Even though Japanese myth has its own obvious quirks, it shares many mythical archetypes — and even specifics of particular stories — with other ancient mythologies across the world. Not all of these similarities are disturbing, but the disturbing parts definitely wouldn't make the elementary school cuts of such tales. Take the tried-and-true Orpheus and Eurydice tale from Greek myth. Eurydice dies, Orpheus goes to get her from the underworld, and he's allowed to escort her out provided he doesn't look back at her. When he does eventually look back Eurydice is trapped in the underworld forever. 

The Japanese version features the aforementioned creator gods Izanagi and Izanami. Inazami dies and Izanagi goes to the underworld to get her. But, because she's already eaten the underworld's food she can't return to the world of the living. Things get gruesome when Izanagi finds Izanami decaying and infested with maggots. Izanami shrieks at her former lover and summons an army of grotesque lady demons from the land of the dead to go after him in a harrowing chase in which Izanagi eventually escapes the hags by throwing magical peaches at them.
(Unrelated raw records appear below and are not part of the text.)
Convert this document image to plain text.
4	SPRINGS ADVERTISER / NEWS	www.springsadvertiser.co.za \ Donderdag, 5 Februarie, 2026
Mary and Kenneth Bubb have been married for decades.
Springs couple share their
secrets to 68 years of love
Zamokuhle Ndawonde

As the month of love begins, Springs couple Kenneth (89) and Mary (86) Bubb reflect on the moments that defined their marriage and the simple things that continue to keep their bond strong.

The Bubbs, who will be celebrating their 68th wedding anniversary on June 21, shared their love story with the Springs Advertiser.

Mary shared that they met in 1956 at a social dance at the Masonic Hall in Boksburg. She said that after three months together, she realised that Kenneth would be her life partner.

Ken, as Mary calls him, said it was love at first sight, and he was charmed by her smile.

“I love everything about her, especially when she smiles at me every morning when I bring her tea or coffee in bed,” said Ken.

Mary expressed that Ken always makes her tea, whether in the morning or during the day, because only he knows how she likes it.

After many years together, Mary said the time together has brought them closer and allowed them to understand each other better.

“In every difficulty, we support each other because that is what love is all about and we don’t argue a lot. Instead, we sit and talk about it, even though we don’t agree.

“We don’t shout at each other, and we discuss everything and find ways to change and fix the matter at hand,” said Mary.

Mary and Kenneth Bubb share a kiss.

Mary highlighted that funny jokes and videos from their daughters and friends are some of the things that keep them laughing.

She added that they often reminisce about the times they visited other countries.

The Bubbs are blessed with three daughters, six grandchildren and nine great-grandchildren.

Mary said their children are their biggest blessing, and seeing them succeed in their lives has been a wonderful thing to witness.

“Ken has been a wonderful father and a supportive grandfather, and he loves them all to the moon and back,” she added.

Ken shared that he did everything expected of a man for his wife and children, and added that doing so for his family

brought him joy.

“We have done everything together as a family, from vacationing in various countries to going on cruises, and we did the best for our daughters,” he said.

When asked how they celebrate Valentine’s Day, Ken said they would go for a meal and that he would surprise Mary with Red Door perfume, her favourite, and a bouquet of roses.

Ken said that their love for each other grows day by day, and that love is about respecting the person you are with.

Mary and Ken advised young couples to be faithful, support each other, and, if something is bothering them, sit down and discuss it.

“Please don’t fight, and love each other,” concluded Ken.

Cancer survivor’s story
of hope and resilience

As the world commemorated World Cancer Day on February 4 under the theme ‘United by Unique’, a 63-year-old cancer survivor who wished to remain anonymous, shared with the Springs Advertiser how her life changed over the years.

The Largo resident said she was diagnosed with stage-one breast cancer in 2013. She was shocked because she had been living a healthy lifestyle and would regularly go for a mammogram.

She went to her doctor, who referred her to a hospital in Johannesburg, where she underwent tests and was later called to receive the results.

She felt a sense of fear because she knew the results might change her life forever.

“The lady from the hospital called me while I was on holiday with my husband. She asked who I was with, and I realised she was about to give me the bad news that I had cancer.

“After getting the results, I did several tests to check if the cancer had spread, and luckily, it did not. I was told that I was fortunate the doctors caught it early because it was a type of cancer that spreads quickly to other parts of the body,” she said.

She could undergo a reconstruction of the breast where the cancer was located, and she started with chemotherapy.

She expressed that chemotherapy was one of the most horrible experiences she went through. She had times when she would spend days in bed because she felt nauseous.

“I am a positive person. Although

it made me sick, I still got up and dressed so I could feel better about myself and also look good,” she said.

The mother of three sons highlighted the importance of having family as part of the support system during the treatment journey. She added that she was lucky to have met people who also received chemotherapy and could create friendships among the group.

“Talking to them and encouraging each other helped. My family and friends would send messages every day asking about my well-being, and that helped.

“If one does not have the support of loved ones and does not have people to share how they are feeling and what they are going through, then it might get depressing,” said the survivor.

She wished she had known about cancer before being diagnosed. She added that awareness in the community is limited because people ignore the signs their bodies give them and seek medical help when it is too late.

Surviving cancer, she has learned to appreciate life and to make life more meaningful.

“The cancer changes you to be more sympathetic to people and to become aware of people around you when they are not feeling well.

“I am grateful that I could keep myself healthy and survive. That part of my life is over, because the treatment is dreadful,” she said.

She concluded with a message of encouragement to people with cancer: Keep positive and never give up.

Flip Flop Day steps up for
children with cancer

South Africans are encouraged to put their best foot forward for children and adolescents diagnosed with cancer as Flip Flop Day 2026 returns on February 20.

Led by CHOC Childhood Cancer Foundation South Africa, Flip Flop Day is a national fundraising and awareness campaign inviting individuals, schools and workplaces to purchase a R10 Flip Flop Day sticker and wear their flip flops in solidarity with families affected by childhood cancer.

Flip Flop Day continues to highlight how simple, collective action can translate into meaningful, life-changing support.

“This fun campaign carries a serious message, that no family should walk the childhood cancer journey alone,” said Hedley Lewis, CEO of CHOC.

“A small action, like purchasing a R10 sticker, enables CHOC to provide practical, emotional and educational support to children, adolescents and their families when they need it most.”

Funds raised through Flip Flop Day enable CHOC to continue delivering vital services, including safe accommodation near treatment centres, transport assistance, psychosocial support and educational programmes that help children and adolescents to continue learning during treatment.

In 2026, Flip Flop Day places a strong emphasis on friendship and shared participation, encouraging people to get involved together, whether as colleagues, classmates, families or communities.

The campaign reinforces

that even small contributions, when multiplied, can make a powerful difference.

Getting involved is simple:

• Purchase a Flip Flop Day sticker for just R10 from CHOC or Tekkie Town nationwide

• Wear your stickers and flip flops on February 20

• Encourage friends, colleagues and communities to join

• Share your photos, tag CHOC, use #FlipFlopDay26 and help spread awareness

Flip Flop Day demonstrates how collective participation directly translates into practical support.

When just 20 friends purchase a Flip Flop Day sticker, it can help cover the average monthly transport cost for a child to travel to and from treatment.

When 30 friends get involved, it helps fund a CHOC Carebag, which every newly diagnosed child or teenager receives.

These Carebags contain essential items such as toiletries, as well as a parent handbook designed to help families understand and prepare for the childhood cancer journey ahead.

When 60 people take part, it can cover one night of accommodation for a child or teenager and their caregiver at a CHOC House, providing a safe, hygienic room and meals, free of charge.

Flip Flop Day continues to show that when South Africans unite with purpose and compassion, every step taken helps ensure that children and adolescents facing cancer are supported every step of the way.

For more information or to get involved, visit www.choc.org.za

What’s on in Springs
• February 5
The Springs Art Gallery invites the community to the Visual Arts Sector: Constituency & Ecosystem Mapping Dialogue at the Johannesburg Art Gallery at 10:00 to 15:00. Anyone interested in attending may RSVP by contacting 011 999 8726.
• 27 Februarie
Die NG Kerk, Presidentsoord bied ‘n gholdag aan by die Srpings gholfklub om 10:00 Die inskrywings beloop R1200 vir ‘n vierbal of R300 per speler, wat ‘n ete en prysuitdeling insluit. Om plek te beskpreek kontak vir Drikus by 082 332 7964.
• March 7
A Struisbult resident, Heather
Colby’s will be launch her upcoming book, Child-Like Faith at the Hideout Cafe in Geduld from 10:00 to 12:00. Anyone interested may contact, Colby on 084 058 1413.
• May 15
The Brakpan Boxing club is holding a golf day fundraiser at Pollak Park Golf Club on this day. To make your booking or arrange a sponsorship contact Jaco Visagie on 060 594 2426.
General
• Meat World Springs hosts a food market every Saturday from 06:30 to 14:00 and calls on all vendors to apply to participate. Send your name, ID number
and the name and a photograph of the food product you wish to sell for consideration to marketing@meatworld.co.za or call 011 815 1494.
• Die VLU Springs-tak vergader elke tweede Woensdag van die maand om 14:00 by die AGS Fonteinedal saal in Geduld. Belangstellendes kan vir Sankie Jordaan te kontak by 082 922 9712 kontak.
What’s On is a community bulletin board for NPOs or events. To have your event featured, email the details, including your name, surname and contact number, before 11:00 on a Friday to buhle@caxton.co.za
Other examples of similarities between Japanese mythology and other global mythologies include dragon-slaying legends, even a multi-headed dragon similar to the Roman hydra. We've got heroic feats performed by heroes, kings proving their right to rule through ancient lineages, deities of the sun, and more. Izanagi and Inazami are even brother and sister like Zeus and Hera.

Tengu: long-nosed mountain forest spirits

There's so many more examples from Japanese mythology that we could go into that our last choice for this article is almost arbitrary — almost. Tengu, however, stand out above other elements of Japanese myth because they're so ubiquitous and actually more grounded than other, more whacky tales. Tengu are also taken very seriously, even nowadays. People in Japan still sometimes make offerings to them at shrines in the woods in order to ask for peaceful relationships with the natural world. So yes, Tengu are representatives of nature. They're morally ambiguous, shape-shifting, sword-wielding, part-human and part-animal spirits with attributes like dogs and birds who abduct unwary travelers.

Oddly enough, the standout feature that all Tengu share is their nose, often portrayed as long and thin, almost like Pinocchio's. Some have taken this depiction to mean that Tengu originated in tales of non-Japanese visitors to Japan, especially because Tengu skin is typically depicted as darkish red. This time around, however, we can trace this particular mythological creature back to a precise origin: 7th-century stories from China regarding ill omens and shooting stars dubbed "tiangou." Fast-forward through time and this general sense of ill omen morphed into goblin-like forest entities positioned as enemies of the civilized world. Unlike other yokai, Tengu are also ardently anti-Buddhist. Some, therefore, relate Tengu to pre-Buddhist Japanese beliefs in tree spirits that fused with later, imported stories and religions. Either way: Show some respect if you venture into the woods in Japan, and maybe bring an offering, too.